War is the metaphor of choice for the national effort against the pandemic: it is a fight, or a battle, and NHS workers are heroes; raising questions about government strategy feels treasonous; Johnson issues exhortations in cod-Churchillian style. Even if this is simply the favoured national cliché, it feels wrong: the virus is unmoved by grit and resolve, and the economic problem is quite the opposite of that faced by a war economy – not how to turn over all production to the effort but how to stop everything and survive.
James Butler, Follow the Science: the government’s response to the virus. London Review of Books Vol. 42 No. 8,16 April 2020
‘War is the metaphor of choice for the national effort against the pandemic,’ James Butler writes (LRB, 16 April). That brought to mind Mike Marqusee’s writings on living with cancer, and the use of the ‘martial metaphor’ for illness today: ‘Why must every concerted effort be likened to warfare? Is this the only way we are able to describe human co-operation in pursuit of a common goal? And who are the enemies in this war?’ The underlying purpose of the metaphor, in his view, was to make it ‘ripe for political and financial exploitation’, especially by the pharmaceutical industry. ‘What we need,’ he argued, ‘is not a war on cancer but a recognition that cancer is a social and environmental issue, requiring profound social and environmental changes.’ As for cancer, so for Covid-19.
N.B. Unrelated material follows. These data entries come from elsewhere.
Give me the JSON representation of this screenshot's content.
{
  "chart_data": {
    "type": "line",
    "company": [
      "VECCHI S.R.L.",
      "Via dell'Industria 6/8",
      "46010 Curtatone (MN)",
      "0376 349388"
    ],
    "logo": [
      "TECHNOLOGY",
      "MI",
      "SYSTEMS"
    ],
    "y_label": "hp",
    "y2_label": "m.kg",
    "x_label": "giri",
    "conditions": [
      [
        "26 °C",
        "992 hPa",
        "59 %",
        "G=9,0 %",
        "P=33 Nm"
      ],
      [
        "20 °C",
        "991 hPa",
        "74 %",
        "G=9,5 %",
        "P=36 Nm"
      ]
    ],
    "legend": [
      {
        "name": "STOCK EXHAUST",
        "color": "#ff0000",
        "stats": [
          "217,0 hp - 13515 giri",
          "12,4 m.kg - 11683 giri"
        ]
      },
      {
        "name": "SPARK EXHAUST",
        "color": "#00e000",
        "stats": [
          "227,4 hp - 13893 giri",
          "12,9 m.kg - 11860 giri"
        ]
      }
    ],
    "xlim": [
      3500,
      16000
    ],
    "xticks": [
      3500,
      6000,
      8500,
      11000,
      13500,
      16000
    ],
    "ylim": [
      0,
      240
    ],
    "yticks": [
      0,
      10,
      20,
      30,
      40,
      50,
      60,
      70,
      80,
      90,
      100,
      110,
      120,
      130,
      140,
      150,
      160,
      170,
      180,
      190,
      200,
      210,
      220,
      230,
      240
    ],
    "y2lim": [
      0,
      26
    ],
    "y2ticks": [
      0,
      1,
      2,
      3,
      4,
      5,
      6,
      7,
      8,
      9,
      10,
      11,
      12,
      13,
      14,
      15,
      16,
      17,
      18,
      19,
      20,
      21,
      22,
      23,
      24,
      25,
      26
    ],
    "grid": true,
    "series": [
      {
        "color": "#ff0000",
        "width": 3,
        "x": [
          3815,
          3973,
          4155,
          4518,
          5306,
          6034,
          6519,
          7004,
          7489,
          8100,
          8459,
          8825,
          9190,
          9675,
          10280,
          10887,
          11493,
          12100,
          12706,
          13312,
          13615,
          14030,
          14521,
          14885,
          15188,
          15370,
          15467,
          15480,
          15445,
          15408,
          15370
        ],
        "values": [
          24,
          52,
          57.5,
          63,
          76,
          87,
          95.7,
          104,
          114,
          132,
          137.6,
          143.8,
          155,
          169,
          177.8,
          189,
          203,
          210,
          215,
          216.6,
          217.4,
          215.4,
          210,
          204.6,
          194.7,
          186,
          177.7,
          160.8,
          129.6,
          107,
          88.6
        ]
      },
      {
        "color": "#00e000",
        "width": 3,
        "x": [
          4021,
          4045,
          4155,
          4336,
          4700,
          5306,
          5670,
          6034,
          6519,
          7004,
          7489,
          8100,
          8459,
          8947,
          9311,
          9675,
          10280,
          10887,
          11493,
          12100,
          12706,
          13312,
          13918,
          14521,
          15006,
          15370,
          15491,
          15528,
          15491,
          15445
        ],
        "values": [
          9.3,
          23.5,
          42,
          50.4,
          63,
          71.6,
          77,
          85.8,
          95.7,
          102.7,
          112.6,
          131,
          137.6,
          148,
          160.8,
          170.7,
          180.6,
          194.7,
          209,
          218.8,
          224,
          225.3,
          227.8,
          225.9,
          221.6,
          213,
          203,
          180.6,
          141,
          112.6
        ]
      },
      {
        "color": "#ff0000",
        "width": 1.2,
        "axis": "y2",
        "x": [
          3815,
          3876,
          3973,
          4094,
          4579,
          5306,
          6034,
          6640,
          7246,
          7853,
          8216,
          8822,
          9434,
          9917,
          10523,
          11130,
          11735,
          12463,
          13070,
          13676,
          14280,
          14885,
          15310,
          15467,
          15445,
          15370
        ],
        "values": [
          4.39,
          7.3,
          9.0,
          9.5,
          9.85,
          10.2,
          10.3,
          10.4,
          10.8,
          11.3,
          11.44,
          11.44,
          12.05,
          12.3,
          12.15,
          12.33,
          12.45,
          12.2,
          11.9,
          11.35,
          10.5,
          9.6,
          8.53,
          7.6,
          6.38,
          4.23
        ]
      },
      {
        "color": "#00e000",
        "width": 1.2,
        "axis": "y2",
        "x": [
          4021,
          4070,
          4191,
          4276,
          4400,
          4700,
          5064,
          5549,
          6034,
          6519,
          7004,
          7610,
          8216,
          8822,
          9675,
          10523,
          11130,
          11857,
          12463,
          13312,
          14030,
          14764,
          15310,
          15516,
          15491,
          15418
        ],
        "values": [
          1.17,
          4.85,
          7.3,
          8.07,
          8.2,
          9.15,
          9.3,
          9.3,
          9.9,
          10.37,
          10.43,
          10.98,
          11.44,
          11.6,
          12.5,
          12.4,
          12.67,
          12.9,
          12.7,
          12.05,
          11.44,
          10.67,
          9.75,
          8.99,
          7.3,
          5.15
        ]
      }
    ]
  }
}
Daniel Whittall. Letters, London Review of Books Vol. 42 No. 9, 7 May 2020
The language of 'defeating the virus' is misleading. As is being widely recognised, we will need in the future to 'co-exist' with it. We have had a shock as great as this, and we now can come to terms with what it is like to live with the alien nature of where we find ourselves.
Rt Revd Nick Baines, Bishop of Leeds, Ad Clerum letter to all Clergy in the Diocese of Leeds, 5 May 2020.